The advice of the Radiation Protection Office
However, the calculation can also be made from the "point of view" of the suncream. For this the following formula is used: Self-protection time of the skin x SPF (or LSF) of the suncream = minutes that the protection lasts. Using SPF 50 as a example, it looks like this: Self-protection time of the skin 20 minutes x SPF 50 = 1,000 minutes. However, the German Federal Office for Radiation Protection (BfS) advises that the calculated number of minutes should not be used in full. But only 60 percent of the time. Well, even that is a long time. Who normally has to spend 10 hours in the sun?
How much product for how much protection
These were all very "technical" facts. But now let's talk about the use of sunscreen. For effective basic protection, it is recommended to apply sunscreen twice - with a short time interval. The amount is named by experts as follows: Two milligrams of cream per square centimeter should be enough. For an adult, this is roughly equivalent to a coffee mug filled to a height of two centimeters. However, most people apply far too little cream. Unless only the face is protected. Then two to three large blobs spread from the carriages and the T-zone are enough. To maintain the sun protection factor during the stay in the fresh air, the sunscreen is used at regular intervals (about every 2-3 hours). After swimming or heavy sweating, reapplication is important.
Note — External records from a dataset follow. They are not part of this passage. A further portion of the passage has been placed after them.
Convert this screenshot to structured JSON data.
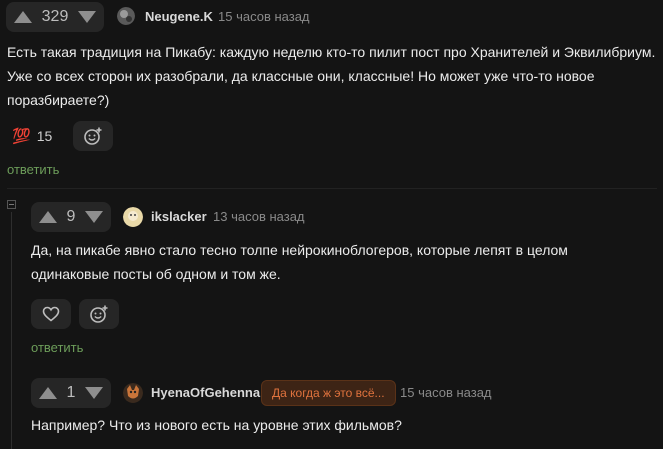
{
  "comments": [
    {
      "votes": "329",
      "username": "Neugene.K",
      "time": "15 часов назад",
      "text": "Есть такая традиция на Пикабу: каждую неделю кто-то пилит пост про Хранителей и Эквилибриум. Уже со всех сторон их разобрали, да классные они, классные! Но может уже что-то новое поразбираете?)",
      "reaction_emoji": "💯",
      "reaction_count": "15",
      "reply_label": "ответить"
    },
    {
      "votes": "9",
      "username": "ikslacker",
      "time": "13 часов назад",
      "text": "Да, на пикабе явно стало тесно толпе нейрокиноблогеров, которые лепят в целом одинаковые посты об одном и том же.",
      "reply_label": "ответить"
    },
    {
      "votes": "1",
      "username": "HyenaOfGehenna",
      "badge": "Да когда ж это всё...",
      "time": "15 часов назад",
      "text": "Например? Что из нового есть на уровне этих фильмов?"
    }
  ],
  "colors": {
    "background": "#141414",
    "panel": "#262626",
    "reply_green": "#6d9d5a",
    "badge_orange": "#e0733e"
  }
}
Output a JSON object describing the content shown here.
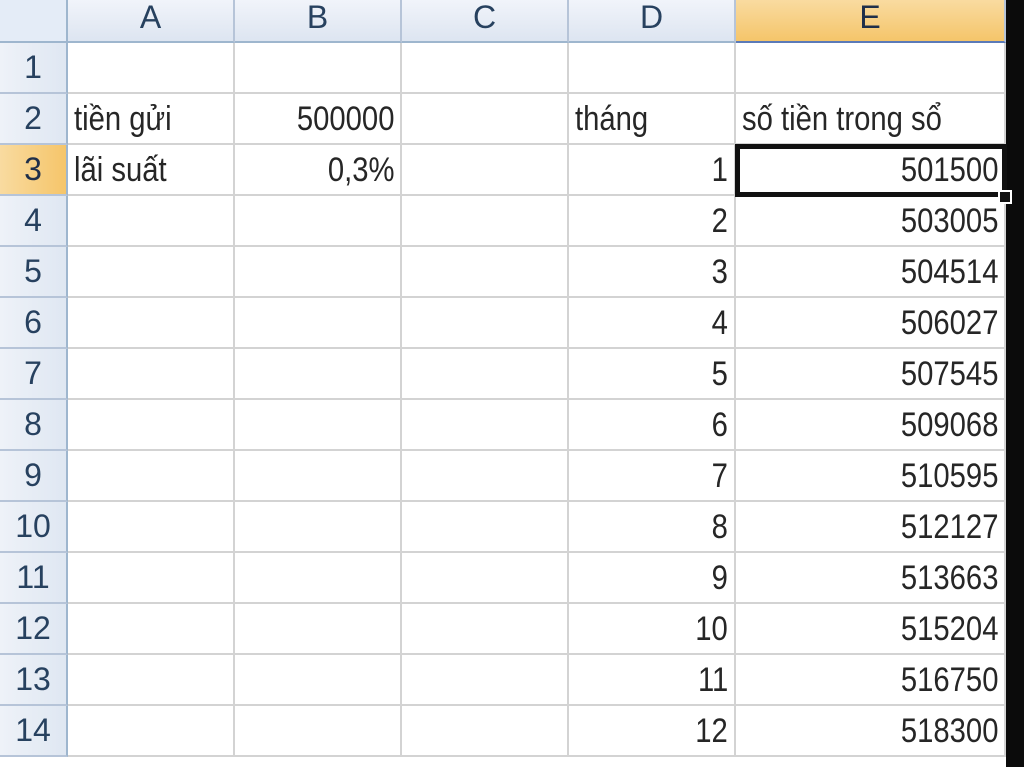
{
  "sheet": {
    "columns": [
      "A",
      "B",
      "C",
      "D",
      "E"
    ],
    "rows": [
      "1",
      "2",
      "3",
      "4",
      "5",
      "6",
      "7",
      "8",
      "9",
      "10",
      "11",
      "12",
      "13",
      "14"
    ],
    "selected_column": "E",
    "selected_row": "3",
    "active_cell": "E3",
    "cells": {
      "A2": "tiền gửi",
      "B2": "500000",
      "A3": "lãi suất",
      "B3": "0,3%",
      "D2": "tháng",
      "E2": "số tiền trong sổ"
    },
    "months": [
      "1",
      "2",
      "3",
      "4",
      "5",
      "6",
      "7",
      "8",
      "9",
      "10",
      "11",
      "12"
    ],
    "balances": [
      "501500",
      "503005",
      "504514",
      "506027",
      "507545",
      "509068",
      "510595",
      "512127",
      "513663",
      "515204",
      "516750",
      "518300"
    ]
  },
  "colors": {
    "header_selected": "#f5c56a",
    "header": "#dde5f1",
    "gridline": "#d3d3d3",
    "active_border": "#111111"
  }
}
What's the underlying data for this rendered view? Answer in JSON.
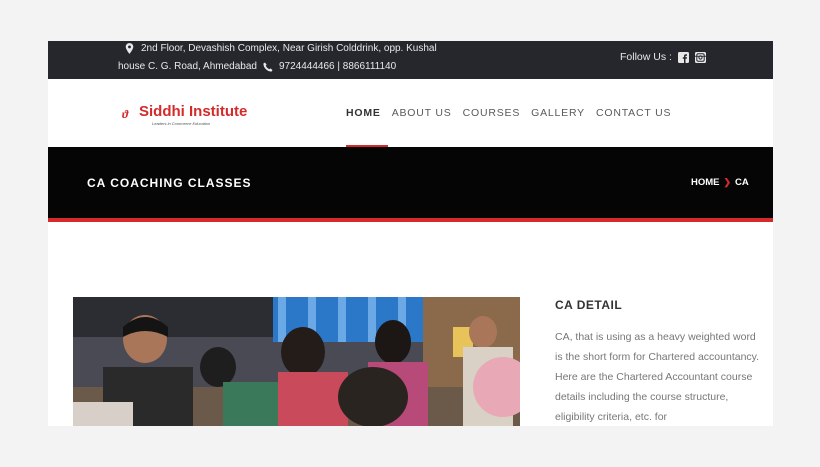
{
  "topbar": {
    "address_line1": "2nd Floor, Devashish Complex, Near Girish Colddrink, opp. Kushal",
    "address_line2": "house C. G. Road, Ahmedabad",
    "phones": "9724444466 | 8866111140",
    "follow_label": "Follow Us :",
    "icons": [
      "map-pin-icon",
      "phone-icon",
      "facebook-icon",
      "instagram-icon"
    ]
  },
  "brand": {
    "name": "Siddhi Institute",
    "tagline": "Leaders in Commerce Education"
  },
  "nav": {
    "items": [
      "HOME",
      "ABOUT US",
      "COURSES",
      "GALLERY",
      "CONTACT US"
    ],
    "active": "HOME"
  },
  "banner": {
    "title": "CA COACHING CLASSES",
    "breadcrumb": [
      "HOME",
      "CA"
    ]
  },
  "detail": {
    "title": "CA DETAIL",
    "text": "CA, that is using as a heavy weighted word is the short form for Chartered accountancy. Here are the Chartered Accountant course details including the course structure, eligibility criteria, etc. for"
  },
  "colors": {
    "accent": "#d42a2a",
    "topbar_bg": "#25272d",
    "banner_bg": "#050505"
  }
}
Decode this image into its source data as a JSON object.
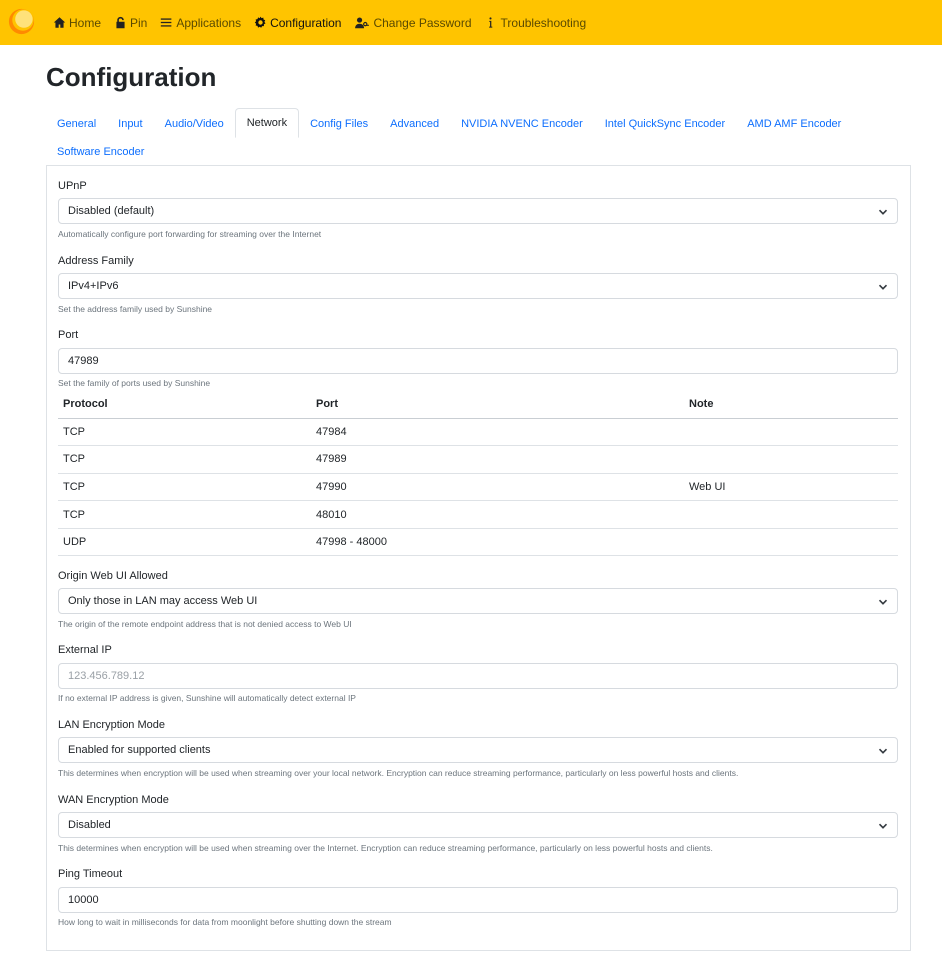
{
  "nav": {
    "items": [
      {
        "label": "Home",
        "icon": "home-icon"
      },
      {
        "label": "Pin",
        "icon": "lock-icon"
      },
      {
        "label": "Applications",
        "icon": "list-icon"
      },
      {
        "label": "Configuration",
        "icon": "gear-icon"
      },
      {
        "label": "Change Password",
        "icon": "user-key-icon"
      },
      {
        "label": "Troubleshooting",
        "icon": "info-icon"
      }
    ],
    "active": "Configuration",
    "bar_color": "#ffc400"
  },
  "page": {
    "title": "Configuration"
  },
  "tabs": {
    "items": [
      "General",
      "Input",
      "Audio/Video",
      "Network",
      "Config Files",
      "Advanced",
      "NVIDIA NVENC Encoder",
      "Intel QuickSync Encoder",
      "AMD AMF Encoder",
      "Software Encoder"
    ],
    "active": "Network"
  },
  "form": {
    "upnp": {
      "label": "UPnP",
      "value": "Disabled (default)",
      "help": "Automatically configure port forwarding for streaming over the Internet"
    },
    "address_family": {
      "label": "Address Family",
      "value": "IPv4+IPv6",
      "help": "Set the address family used by Sunshine"
    },
    "port": {
      "label": "Port",
      "value": "47989",
      "help": "Set the family of ports used by Sunshine"
    },
    "port_table": {
      "headers": [
        "Protocol",
        "Port",
        "Note"
      ],
      "rows": [
        [
          "TCP",
          "47984",
          ""
        ],
        [
          "TCP",
          "47989",
          ""
        ],
        [
          "TCP",
          "47990",
          "Web UI"
        ],
        [
          "TCP",
          "48010",
          ""
        ],
        [
          "UDP",
          "47998 - 48000",
          ""
        ]
      ]
    },
    "origin_web_ui": {
      "label": "Origin Web UI Allowed",
      "value": "Only those in LAN may access Web UI",
      "help": "The origin of the remote endpoint address that is not denied access to Web UI"
    },
    "external_ip": {
      "label": "External IP",
      "placeholder": "123.456.789.12",
      "help": "If no external IP address is given, Sunshine will automatically detect external IP"
    },
    "lan_encryption": {
      "label": "LAN Encryption Mode",
      "value": "Enabled for supported clients",
      "help": "This determines when encryption will be used when streaming over your local network. Encryption can reduce streaming performance, particularly on less powerful hosts and clients."
    },
    "wan_encryption": {
      "label": "WAN Encryption Mode",
      "value": "Disabled",
      "help": "This determines when encryption will be used when streaming over the Internet. Encryption can reduce streaming performance, particularly on less powerful hosts and clients."
    },
    "ping_timeout": {
      "label": "Ping Timeout",
      "value": "10000",
      "help": "How long to wait in milliseconds for data from moonlight before shutting down the stream"
    }
  }
}
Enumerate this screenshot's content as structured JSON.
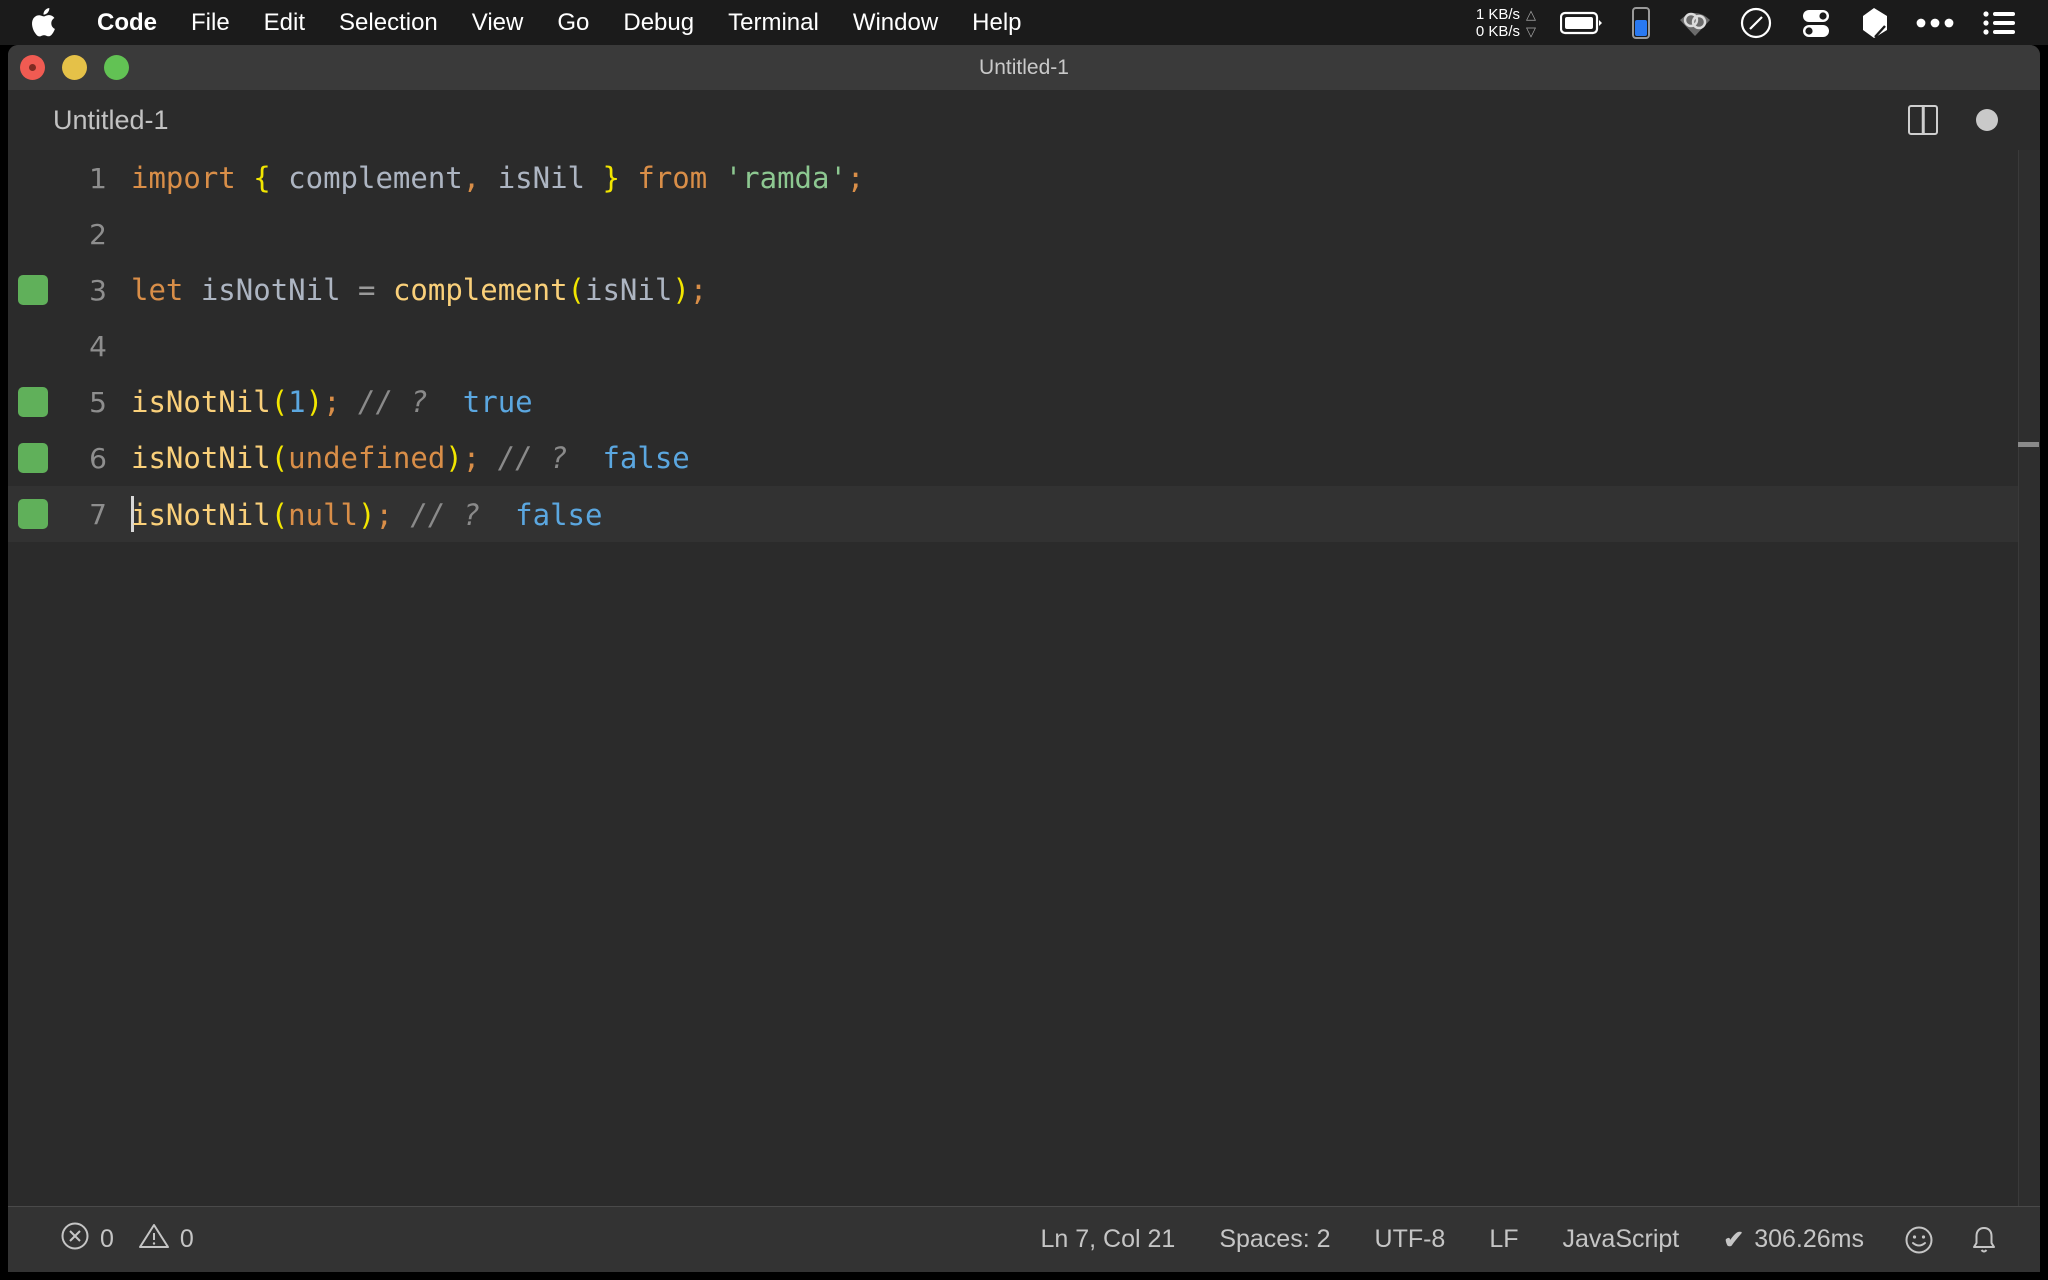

This is the only way to keep the skin protected from the harmful effects of UVA and UVB radiation.
Avoid the midday sun
Last but not least... we should all heed this recommendation from dermatologists: The midday sun between 11 a.m. and 3 p.m. is off limits. This is the time when radiation is at its highest - and even the best protection cannot prevent every burn. Those who still go outdoors at this time need suitable clothing and a wide-brimmed hat that provides shade for the head and face.